Tip #6 Run your own race

If anything, the thing I did best and am proud of myself for is my race management. I made a decision about how I wanted my race to go. I knew that my goal was to just finish the race. I had no delusions of getting on to the podium. I just wanted to cross the finish line injury-free. That meant allowing myself to walk the laps and take breaks when and before I needed them.

With this plan in place, I gave myself the benchmark of 10 minutes per station. With that goal in mind, I estimated it to take me 3 hours to complete the race.That is in stark contrast to the average finishing time of 1 hour 30 minutes. But I was not the average competitor. I hadn’t trained months for this. I was just a regular gym go-goer who wanted a challenge, and that is exactly what I found.  

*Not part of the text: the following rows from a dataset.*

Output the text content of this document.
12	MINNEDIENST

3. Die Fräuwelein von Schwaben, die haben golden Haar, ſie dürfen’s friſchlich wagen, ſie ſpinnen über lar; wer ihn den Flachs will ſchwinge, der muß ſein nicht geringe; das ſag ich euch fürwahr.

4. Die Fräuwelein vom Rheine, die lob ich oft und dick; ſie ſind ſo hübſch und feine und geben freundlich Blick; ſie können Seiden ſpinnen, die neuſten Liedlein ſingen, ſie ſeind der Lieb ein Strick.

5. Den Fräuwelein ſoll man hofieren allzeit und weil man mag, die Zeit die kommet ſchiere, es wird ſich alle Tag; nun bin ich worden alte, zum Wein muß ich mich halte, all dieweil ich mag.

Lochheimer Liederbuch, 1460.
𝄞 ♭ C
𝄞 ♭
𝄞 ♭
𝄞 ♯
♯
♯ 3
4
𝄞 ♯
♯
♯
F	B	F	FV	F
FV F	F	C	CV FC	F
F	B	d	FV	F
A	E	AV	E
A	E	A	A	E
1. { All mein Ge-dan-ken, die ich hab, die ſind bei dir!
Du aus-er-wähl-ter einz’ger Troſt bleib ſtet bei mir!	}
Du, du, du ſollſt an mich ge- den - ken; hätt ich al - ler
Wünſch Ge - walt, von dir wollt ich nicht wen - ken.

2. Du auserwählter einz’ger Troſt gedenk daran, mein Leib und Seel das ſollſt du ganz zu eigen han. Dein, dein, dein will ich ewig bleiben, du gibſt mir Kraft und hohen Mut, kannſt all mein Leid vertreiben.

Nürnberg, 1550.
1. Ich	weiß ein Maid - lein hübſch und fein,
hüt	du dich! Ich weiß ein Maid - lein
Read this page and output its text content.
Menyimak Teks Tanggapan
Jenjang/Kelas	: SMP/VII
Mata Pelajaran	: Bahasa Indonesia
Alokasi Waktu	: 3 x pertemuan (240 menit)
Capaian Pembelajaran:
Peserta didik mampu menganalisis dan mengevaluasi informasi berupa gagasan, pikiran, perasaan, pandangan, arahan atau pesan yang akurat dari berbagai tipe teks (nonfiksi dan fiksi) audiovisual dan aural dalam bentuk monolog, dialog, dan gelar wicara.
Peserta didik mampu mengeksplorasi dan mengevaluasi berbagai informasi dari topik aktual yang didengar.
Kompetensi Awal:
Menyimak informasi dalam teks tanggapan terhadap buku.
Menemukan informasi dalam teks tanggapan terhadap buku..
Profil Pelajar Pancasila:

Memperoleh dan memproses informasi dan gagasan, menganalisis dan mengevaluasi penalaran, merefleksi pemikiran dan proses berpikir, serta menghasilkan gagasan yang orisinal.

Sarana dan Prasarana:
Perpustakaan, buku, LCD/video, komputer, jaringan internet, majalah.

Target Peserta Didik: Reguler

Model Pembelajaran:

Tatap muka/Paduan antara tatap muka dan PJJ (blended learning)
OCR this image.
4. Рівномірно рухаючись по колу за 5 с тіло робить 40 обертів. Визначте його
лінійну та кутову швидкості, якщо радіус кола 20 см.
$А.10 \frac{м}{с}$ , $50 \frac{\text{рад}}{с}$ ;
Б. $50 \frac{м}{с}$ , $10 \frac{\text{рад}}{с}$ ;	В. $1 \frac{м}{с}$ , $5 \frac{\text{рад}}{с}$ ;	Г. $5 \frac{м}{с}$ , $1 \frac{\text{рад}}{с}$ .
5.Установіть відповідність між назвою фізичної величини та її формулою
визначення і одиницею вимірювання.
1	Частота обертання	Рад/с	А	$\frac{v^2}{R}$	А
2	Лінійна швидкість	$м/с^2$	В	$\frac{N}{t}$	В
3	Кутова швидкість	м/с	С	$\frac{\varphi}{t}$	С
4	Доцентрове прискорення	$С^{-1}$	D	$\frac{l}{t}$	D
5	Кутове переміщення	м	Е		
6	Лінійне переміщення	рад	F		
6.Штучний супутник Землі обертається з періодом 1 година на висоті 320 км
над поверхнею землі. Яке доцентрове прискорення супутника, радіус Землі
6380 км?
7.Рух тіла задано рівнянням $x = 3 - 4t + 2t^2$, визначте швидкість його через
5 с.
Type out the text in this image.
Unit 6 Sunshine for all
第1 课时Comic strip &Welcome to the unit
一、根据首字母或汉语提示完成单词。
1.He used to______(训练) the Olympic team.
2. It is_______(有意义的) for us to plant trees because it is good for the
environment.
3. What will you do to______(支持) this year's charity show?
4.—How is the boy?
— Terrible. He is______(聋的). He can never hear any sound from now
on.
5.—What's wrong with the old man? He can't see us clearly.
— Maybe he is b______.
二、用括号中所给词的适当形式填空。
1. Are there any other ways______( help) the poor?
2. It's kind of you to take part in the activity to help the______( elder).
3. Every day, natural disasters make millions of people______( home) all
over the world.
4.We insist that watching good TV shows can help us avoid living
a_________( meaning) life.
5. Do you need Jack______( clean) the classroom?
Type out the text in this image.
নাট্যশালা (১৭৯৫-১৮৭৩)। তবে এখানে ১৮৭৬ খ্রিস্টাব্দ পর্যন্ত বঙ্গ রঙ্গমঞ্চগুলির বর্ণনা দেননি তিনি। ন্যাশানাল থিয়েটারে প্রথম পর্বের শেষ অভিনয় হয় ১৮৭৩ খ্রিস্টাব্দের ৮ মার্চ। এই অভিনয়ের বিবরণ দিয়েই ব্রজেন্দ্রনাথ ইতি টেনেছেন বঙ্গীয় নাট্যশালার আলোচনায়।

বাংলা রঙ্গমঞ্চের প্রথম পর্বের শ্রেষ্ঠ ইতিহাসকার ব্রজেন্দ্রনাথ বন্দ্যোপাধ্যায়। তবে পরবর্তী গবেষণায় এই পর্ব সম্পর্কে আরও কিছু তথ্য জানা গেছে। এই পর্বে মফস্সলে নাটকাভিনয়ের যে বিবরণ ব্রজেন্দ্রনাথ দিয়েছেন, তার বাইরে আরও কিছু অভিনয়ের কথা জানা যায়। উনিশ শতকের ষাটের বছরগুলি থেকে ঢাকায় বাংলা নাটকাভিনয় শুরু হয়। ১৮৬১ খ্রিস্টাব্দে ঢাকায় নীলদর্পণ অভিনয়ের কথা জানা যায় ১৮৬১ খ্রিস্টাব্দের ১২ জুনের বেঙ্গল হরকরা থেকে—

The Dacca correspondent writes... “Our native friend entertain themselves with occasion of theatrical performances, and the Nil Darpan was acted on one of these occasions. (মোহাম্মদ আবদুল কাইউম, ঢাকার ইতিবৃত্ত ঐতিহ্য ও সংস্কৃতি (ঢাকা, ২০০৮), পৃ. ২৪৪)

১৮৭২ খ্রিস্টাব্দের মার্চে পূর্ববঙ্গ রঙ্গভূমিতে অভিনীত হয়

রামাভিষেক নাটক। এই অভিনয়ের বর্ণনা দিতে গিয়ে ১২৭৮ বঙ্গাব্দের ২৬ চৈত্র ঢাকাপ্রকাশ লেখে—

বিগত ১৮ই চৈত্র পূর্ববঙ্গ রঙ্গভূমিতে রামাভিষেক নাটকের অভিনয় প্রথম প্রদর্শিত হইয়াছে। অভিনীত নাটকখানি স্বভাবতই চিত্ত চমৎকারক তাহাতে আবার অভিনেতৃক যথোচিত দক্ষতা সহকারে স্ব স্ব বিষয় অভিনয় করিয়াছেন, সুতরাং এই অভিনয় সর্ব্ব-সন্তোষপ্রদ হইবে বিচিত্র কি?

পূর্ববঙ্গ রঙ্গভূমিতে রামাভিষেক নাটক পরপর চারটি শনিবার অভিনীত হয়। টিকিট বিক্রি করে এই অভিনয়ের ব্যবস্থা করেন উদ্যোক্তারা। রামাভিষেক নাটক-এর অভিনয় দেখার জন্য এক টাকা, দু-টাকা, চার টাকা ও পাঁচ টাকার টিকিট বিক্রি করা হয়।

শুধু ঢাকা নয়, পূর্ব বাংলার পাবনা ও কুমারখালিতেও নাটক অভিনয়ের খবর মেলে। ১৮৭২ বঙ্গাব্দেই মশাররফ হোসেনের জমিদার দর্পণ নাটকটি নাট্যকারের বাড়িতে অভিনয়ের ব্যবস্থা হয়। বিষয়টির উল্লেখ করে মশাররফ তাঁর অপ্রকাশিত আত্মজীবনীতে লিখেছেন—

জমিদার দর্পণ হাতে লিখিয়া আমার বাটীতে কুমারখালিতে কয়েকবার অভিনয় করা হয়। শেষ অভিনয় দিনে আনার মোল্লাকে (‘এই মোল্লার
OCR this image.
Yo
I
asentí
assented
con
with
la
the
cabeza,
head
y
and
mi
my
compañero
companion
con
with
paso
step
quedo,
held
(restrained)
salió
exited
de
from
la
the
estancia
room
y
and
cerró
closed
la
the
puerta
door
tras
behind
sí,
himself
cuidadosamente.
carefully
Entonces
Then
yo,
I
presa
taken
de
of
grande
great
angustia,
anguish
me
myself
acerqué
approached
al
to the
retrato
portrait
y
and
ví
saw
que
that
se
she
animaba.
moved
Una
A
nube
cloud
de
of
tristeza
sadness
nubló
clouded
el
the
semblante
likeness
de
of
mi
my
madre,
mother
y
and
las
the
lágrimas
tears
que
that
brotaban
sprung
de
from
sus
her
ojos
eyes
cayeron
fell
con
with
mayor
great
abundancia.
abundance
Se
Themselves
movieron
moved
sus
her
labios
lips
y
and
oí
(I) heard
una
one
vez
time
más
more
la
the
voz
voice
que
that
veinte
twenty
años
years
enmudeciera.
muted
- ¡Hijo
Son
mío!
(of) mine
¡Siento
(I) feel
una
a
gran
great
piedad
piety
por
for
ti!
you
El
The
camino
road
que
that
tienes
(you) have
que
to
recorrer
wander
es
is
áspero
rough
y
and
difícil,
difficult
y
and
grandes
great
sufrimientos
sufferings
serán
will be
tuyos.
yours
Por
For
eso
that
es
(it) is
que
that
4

Instead of being concerned that I was being lapped by people who started the race an hour after me, I stayed at my own pace. Decide ahead of time what your goal is and design a plan to help you reasonably achieve that plan. Whether you want to keep it slow and steady like me or challenge for the win, you need to think ahead of what kind of race you want to have.

If/when I race again, I will take my own advice. But I want to hear from you. Whether you’ve done Hyrox, Tough Mudder, a marathon, or any other fitness challenge, what tips would you share for others new to the event?